Hongos convierten hembras de escarabajos en atractivas “zombies”

Escarabajos-zombie.
Donald C. Steinkraus et al. / Journal of Invertebrate Pathology, 2017

Un equipo de científicos de los EE.UU. ha registrado una epizootia (epidemia) fúngica en Arkansas que contagió a una especie de coleópteros (escarabajos) de la familia de los Cantharidae. También descubrieron que el hongo patógeno convierte a las hembras de estos insectos en “zombies” que intentan aparearse con los machos y contagiarlos con la misma enfermedad. Los resultados de la investigación están publicados en el Journal of Invertebrate Pathology.
 
Muchos hongos parasitarios son conocidos por su capacidad de controlar el comportamiento de un insecto agonizante por la infección con el objetivo de diseminar sus esporas. Este fenómeno es conocido como manipulación adaptativa. En la mayoría de casos, en hongo se instala en los tallos de una planta para aumentar las probabilidades de contacto con un insecto.  
 
En 1996, un equipo conformado por investigadores de la Universidad de Arkansas y la Universidad Cornell recolectó 446 muestras vivas y muertas de escarabajos soldado vara de oro (Chauliognathus pensylvanicus). El equipo descubrió que 90 de ellos (el 20.2% de la muestra) estaban contagiados del hongo Eryniopsis lampyridarum.
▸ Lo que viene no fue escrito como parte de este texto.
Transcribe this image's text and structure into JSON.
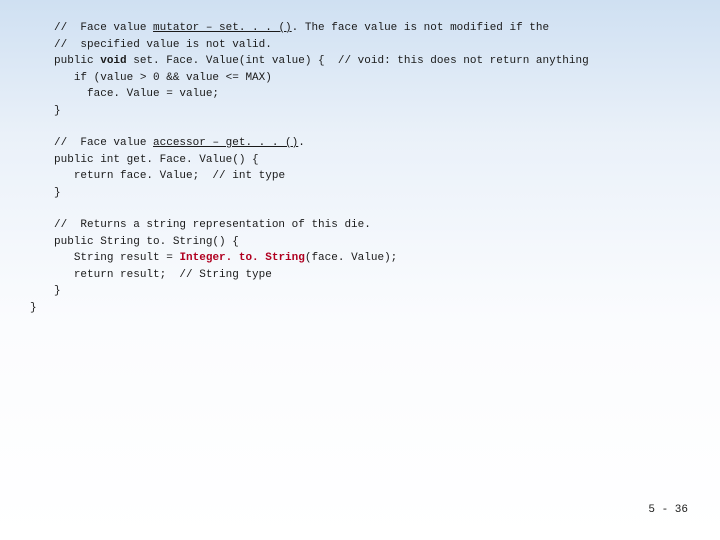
{
  "code": {
    "block1": {
      "cmt_prefix1": "//  Face value ",
      "cmt_under1": "mutator – set. . . ()",
      "cmt_suffix1": ". The face value is not modified if the",
      "cmt2": "//  specified value is not valid.",
      "sig_pre": "public ",
      "sig_kw": "void",
      "sig_post": " set. Face. Value(int value) {  // void: this does not return anything",
      "if_line": "   if (value > 0 && value <= MAX)",
      "assign_line": "     face. Value = value;",
      "close": "}"
    },
    "block2": {
      "cmt_prefix": "//  Face value ",
      "cmt_under": "accessor – get. . . ()",
      "cmt_suffix": ".",
      "sig": "public int get. Face. Value() {",
      "ret": "   return face. Value;  // int type",
      "close": "}"
    },
    "block3": {
      "cmt": "//  Returns a string representation of this die.",
      "sig": "public String to. String() {",
      "res_pre": "   String result = ",
      "res_red": "Integer. to. String",
      "res_post": "(face. Value);",
      "ret": "   return result;  // String type",
      "close": "}",
      "outer_close": "}"
    }
  },
  "footer": "5 - 36"
}
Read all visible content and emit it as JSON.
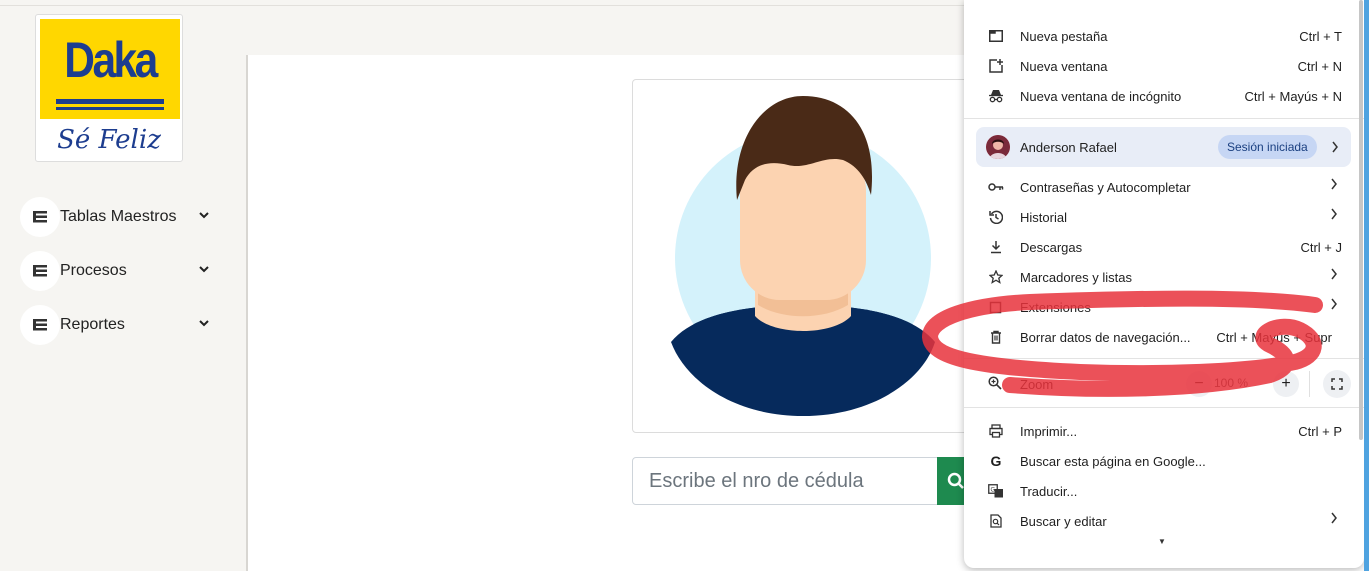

En el 57% de los insectos infectados, se encontró que el hongo produjo conidio (espora de reproducción asexual); el 23% presentaba esporas “dormidas”; y en el 20% restantes, hifas de hongo (estructuras filamentosas que absorben nutrientes). El nivel más alto de contagio de los escarabajos se presentó a finales de otoño de los años 2001, 2015 y 2016. 
 
Los escarabajo soldado vara de oro se alimentan de las flores de la planta vara de oro de Canadá (Solidago canadensis), y otras. Por su parte, el hongo E. lampyridarum habita en esas mismas flores, contagiando a los insectos. Luego del contagio, las mandíbulas del escarabajo se enganchan en la flor, y el animal se queda inmóvil y muere. Los más sorprendente de este hallazgo es que 15 a 22 horas después del contagio, el insecto, ya muerto, expande sus alas, el abdomen aumenta de volúmen y se llena de las conidióforas del hongo. 
 
Si este mismo proceso se produce en las escarabajo hembras, la expansión de las alas y el aumento del volumen del abdomen, además de su posición fijada sobre una flor, son una señal inequívoca de que están listas para aparearse. Así, el macho cae en la “trampa” y termina contagiándose con los parásitos, diseminando la infección en el medio. 
 

Microfotografía de las conidióforas con conidio en el abdomen del escarabajo. 
Donald C. Steinkraus et al. / Journal of Invertebrate Pathology, 2017

Los autores de la investigación planifican continuar con el estudio de la relación entre el hongo y el escarabajo. En particular, quieren comprobar si las probabilidades de contagio disminuyen cuando el insecto, ya muerto, mantiene sus alas replegadas.